Con los guantes quirúrgicos de mi cónyuge, tomé la llave de la gaveta del escritorio y abrí la alacena de medicamentos. El cianuro terapéutico, el mejor de los aliados. Esa noche, la de nuestro aniversario, que pudo haber sido maravillosa, lo esperé vestida para salir a celebrar esa veintena de máxima felicidad. Transcurrían los minutos y no llegaba. Comenzó a corroerme la impaciencia. El deseo de venganza era mayor que el remordimiento.

Al fin, sentí el auto que se apagaba, los pasos apurados y la puerta que se abría. Me besó y me invadió la ira. “Tómalo con calma, no debe percibir que algo anda mal”. Él simulaba estar muy contento. Como me sucedió con la visita de mi amiga Sara, intuí que, detrás de esa pose, trataba de ocultar la traición. Sirvió licor en un par de copas. Sonó el timbre. Las colocó sobre la mesa.

—¡Vamos a celebrar! —exclamó, mientras se dirigía a la puerta.

¿Celebrar qué? Aproveché el momento para mezclar la dosis letal en una de las copas. Escuché un murmullo de voces y la puerta al cerrar.

—¿Quién es? —pregunté.

—Te tengo una sorpresa, y sobre eso quiero hablarte. Creo que ya es hora de que conversemos. Te habrás preguntado por qué no salimos de vacaciones este año. Hay momentos en que se deben tomar otras decisiones, como esta que estoy por comunicarte. Espera un poco. Quiero que conozcas a alguien.

Entonces, apareció ella.

Observo las consecuencias de mi venganza, y no me produce placer.

No tuve dudas. Era Estefanía Casas, con la lozanía y la sonrisa de valla publicitaria. ¡Qué desvergonzados! Mi esposo sirvió otra copa y se la entregó. Luego, él y yo tomamos las nuestras. “¡Brindemos!”, dijo. “¡Sí, brindemos!”, confirmé. Las copas regresaron a la mesa, totalmente vacías. Consumado mi propósito, me sumergí en un lago de paz. “Te mereces esto y más”, pensé, mientras les sonreía. Sólo había que esperar un poco. Mientras tanto, me dediqué a escuchar.

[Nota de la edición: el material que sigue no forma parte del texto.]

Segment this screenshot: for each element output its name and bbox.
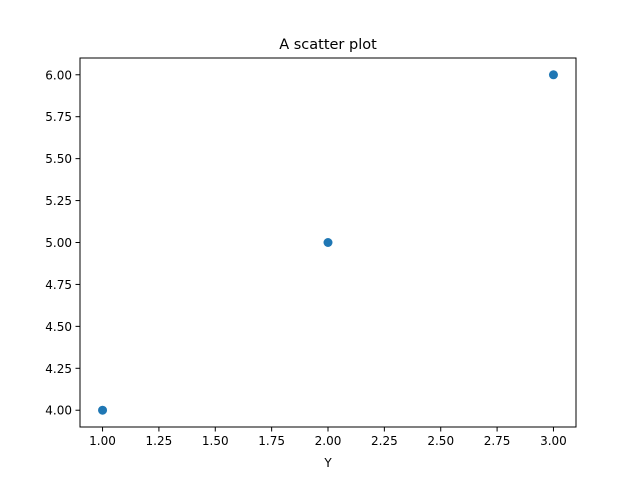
y-tick-label: 4.50: [45, 320, 72, 334]
scatter-point: [548, 70, 558, 80]
y-tick-label: 5.00: [45, 236, 72, 250]
y-tick-label: 4.00: [45, 404, 72, 418]
x-tick-label: 3.00: [540, 434, 567, 448]
chart-title: A scatter plot: [279, 37, 377, 53]
scatter-point: [323, 238, 333, 247]
y-tick-label: 5.25: [45, 194, 72, 208]
x-tick-label: 1.00: [89, 434, 116, 448]
x-tick-label: 2.75: [484, 434, 511, 448]
x-axis-title: Y: [323, 456, 332, 470]
x-tick-label: 2.25: [371, 434, 398, 448]
y-tick-label: 6.00: [45, 68, 72, 82]
y-tick-label: 4.25: [45, 362, 72, 376]
x-tick-label: 1.50: [202, 434, 229, 448]
x-tick-label: 2.00: [315, 434, 342, 448]
y-axis: 4.00 4.25 4.50 4.75 5.00 5.25 5.50 5.75 6.00: [45, 68, 80, 418]
scatter-points: [98, 70, 558, 415]
x-tick-label: 1.25: [146, 434, 173, 448]
y-tick-label: 5.75: [45, 110, 72, 124]
x-axis: 1.00 1.25 1.50 1.75 2.00 2.25 2.50 2.75 3.00: [89, 427, 567, 448]
x-tick-label: 1.75: [258, 434, 285, 448]
y-tick-label: 5.50: [45, 152, 72, 166]
x-tick-label: 2.50: [427, 434, 454, 448]
y-tick-label: 4.75: [45, 278, 72, 292]
scatter-point: [98, 405, 108, 415]
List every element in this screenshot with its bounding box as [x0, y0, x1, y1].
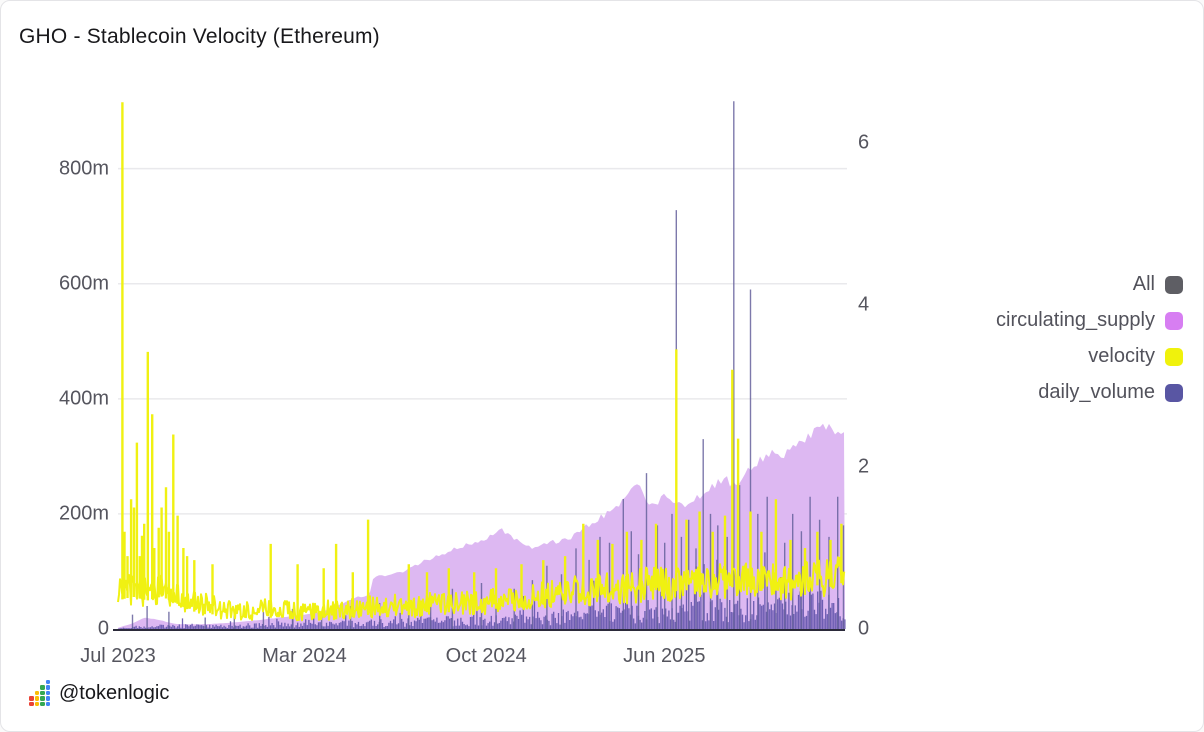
- logo-cell: [45, 696, 50, 701]
- x-axis-tick: Mar 2024: [262, 645, 347, 667]
- y-axis-tick-left: 400m: [58, 387, 109, 410]
- x-axis-tick: Jun 2025: [623, 645, 706, 667]
- legend-swatch-icon: [1165, 311, 1183, 330]
- logo-cell: [34, 701, 39, 706]
- logo-cell: [45, 685, 50, 690]
- legend-item-daily_volume[interactable]: daily_volume: [1038, 381, 1183, 404]
- y-axis-tick-right: 4: [858, 293, 870, 316]
- footer: @tokenlogic: [29, 679, 170, 706]
- legend-swatch-icon: [1165, 347, 1183, 366]
- y-axis-tick-left: 600m: [58, 272, 109, 295]
- chart-title: GHO - Stablecoin Velocity (Ethereum): [19, 25, 380, 48]
- legend-swatch-icon: [1165, 383, 1183, 402]
- tokenlogic-logo-icon: [29, 679, 50, 706]
- logo-cell: [45, 679, 50, 684]
- logo-column: [34, 690, 39, 706]
- logo-cell: [29, 696, 34, 701]
- logo-column: [29, 696, 34, 706]
- logo-cell: [29, 701, 34, 706]
- logo-cell: [45, 701, 50, 706]
- y-axis-tick-left: 0: [97, 617, 109, 640]
- y-axis-tick-left: 800m: [58, 157, 109, 180]
- legend-label: velocity: [1088, 345, 1155, 367]
- logo-cell: [40, 685, 45, 690]
- legend: All circulating_supply velocity daily_volum…: [996, 273, 1183, 404]
- series-daily-volume-bars: [117, 552, 846, 629]
- footer-handle: @tokenlogic: [59, 681, 170, 704]
- legend-swatch-icon: [1165, 275, 1183, 294]
- x-axis-tick: Jul 2023: [80, 645, 156, 667]
- logo-cell: [40, 701, 45, 706]
- legend-label: daily_volume: [1038, 381, 1155, 403]
- y-axis-tick-right: 6: [858, 131, 870, 154]
- legend-item-velocity[interactable]: velocity: [1088, 345, 1183, 368]
- legend-item-circulating_supply[interactable]: circulating_supply: [996, 309, 1183, 332]
- x-axis-tick: Oct 2024: [445, 645, 527, 667]
- logo-cell: [34, 696, 39, 701]
- y-axis-tick-right: 2: [858, 455, 870, 478]
- logo-column: [40, 685, 45, 706]
- y-axis-tick-left: 200m: [58, 502, 109, 525]
- logo-cell: [45, 690, 50, 695]
- legend-label: All: [1132, 273, 1155, 295]
- legend-label: circulating_supply: [996, 309, 1155, 331]
- logo-column: [45, 679, 50, 706]
- legend-item-all[interactable]: All: [1133, 273, 1183, 296]
- logo-cell: [40, 696, 45, 701]
- logo-cell: [40, 690, 45, 695]
- series-velocity-spikes: [121, 102, 843, 620]
- y-axis-tick-right: 0: [858, 617, 870, 640]
- logo-cell: [34, 690, 39, 695]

—Como te decía, mi amor, tomé una decisión. Cambiar de regalo en esta fecha tan especial. Por eso la invité a ella. Estefanía es una promotora de casas en venta. En los últimos tiempos, me ha ayudado a decorar lo que acabo de comprar y donde vacacionaremos próximamente. Por eso no hubo viaje. Creí que un apartamento frente al mar, como ha sido siempre nuestro sueño, te gustaría mucho más.

Las palabras me sonaban confusas, no eran las que yo esperaba oír en los últimos minutos. Se iluminó mi entendimiento y pude cuantificar la magnitud de mi error. En tanto ellos desenrollaban planos y fotografías, yo braceaba en medio del horror. “¡¿Qué hice?!”. Una crueldad estimulada por miedo al abandono. “Estefanía Casas…, un nombre al lado de una referencia”. Tarde para rectificar. De pronto, Bernardo se levantó del sillón. Me miraba con ojos descomunales. Quiso alcanzarme y no pudo.

Ahora todo está como yo lo planifiqué. Las huellas de mi esposo en los objetos usados en el “supuesto crimen, —como se dice en las noticias—, mientras no se compruebe la veracidad de los hechos”. Observo las consecuencias de mi venganza, y no me produce placer. Al contrario, me invaden el arrepentimiento y la vergüenza. Bernardo, mi Bernardo… ¡Cómo llora! No por el remordimiento, como imaginé que ocurriría, sino por causa del dolor. Sufre, sí, pero libre de todo pecado. Y yo, alejada de mi cuerpo, en este limbo inaccesible, donde nadie puede escucharme, me desgarro, porque me atormenta la idea de que los detectives no puedan encontrar una causa que me incrimine y, a él, lo libere.